Кровь промокнул вспотевшее лицо платком.
— Ты мне не начальник, патера.
— Тогда я расскажу тебе кое-что о бесах. — Шелк дал волю воображению и почувствовал, как оно воспарило. — Они здесь, и уже убили одну девушку. Они попробовали крови, и она им понравилась. Я должен добавить, что нет ничего необычного, если выяснится, что они действуют по словарному подобию, понятию, которое ты и я считаем обычным каламбуром. Никак нельзя исключить, что если обычная кровь хороша для них, то кровь Крови может быть еще лучше. Было бы разумно не забывать об этом.
Женщины приходили парами-тройками, заинтересованные, и более-менее добровольно, слегка подгоняемые Мускусом и мускулистым лысым человеком, которого, кажется, звали Окунь; вскоре к ним присоединились Голец и Сеслерия из мантейона Шелка, оба напуганные; они очень обрадовались, когда увидели Шелка.
Наконец Журавль и мрачная Орхидея с сухими глазами заняли место в последнем ряду. Шелк дождался, когда к ним присоединились Кровь, Окунь и Мускус, и начал:
— Разрешите мне описать…
Его слова утонули в болтовне женщин.
— Тихо! — Орхидея встала. — Заткнитесь, вы, шлюхи!
— Разрешите мне описать, — опять начал Шелк, — что здесь произошло и что мы попытаемся сделать.

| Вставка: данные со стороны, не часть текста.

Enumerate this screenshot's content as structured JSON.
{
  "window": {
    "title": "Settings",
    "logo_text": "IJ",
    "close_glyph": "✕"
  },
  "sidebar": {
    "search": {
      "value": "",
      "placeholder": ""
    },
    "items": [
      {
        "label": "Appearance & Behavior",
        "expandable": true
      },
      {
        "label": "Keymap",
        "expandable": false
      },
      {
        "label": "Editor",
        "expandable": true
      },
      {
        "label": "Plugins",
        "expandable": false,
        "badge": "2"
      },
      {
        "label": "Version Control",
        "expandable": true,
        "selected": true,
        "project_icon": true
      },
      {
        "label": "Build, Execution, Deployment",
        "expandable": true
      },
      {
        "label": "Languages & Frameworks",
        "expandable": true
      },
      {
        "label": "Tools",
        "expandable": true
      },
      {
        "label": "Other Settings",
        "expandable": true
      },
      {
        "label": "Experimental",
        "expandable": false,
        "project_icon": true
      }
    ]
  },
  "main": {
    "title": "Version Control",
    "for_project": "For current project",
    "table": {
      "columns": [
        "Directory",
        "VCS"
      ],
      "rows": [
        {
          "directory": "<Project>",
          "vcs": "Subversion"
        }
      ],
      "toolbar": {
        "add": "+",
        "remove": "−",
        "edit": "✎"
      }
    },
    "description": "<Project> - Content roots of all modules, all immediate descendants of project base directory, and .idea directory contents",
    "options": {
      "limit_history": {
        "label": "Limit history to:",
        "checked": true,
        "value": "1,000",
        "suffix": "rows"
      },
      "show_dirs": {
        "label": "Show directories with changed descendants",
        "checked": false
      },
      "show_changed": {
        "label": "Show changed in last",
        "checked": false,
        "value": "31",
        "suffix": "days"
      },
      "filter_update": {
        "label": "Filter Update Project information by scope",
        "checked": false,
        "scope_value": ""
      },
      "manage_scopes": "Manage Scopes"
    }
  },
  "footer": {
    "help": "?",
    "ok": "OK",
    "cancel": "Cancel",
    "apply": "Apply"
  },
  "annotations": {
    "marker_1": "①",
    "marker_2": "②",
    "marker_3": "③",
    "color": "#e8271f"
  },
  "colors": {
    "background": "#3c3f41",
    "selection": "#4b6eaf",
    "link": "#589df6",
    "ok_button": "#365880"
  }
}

Весь виток с самого начала находится под покровительством Великого Паса, Отца Богов. Иначе он не смог бы существовать.
Он замолчал, сосредоточенно изучая лица двадцати с лишним юных женщин, сидевших перед ним, и чувствуя себя так, как будто он находится в палестре и обращается к классу майтеры Мята.
— Великий Пас составил план каждой части витка, после чего виток был создан рабами под его руководством. Именно так были проложены русла всех рек и выкопано само озеро Лимна. Именно так были посажены самые древние деревья и построены мантейоны, благодаря которым мы знаем о нем. Вы сидите, конечно, в одном из таких мантейонов. Когда виток был закончен, Пас благословил его.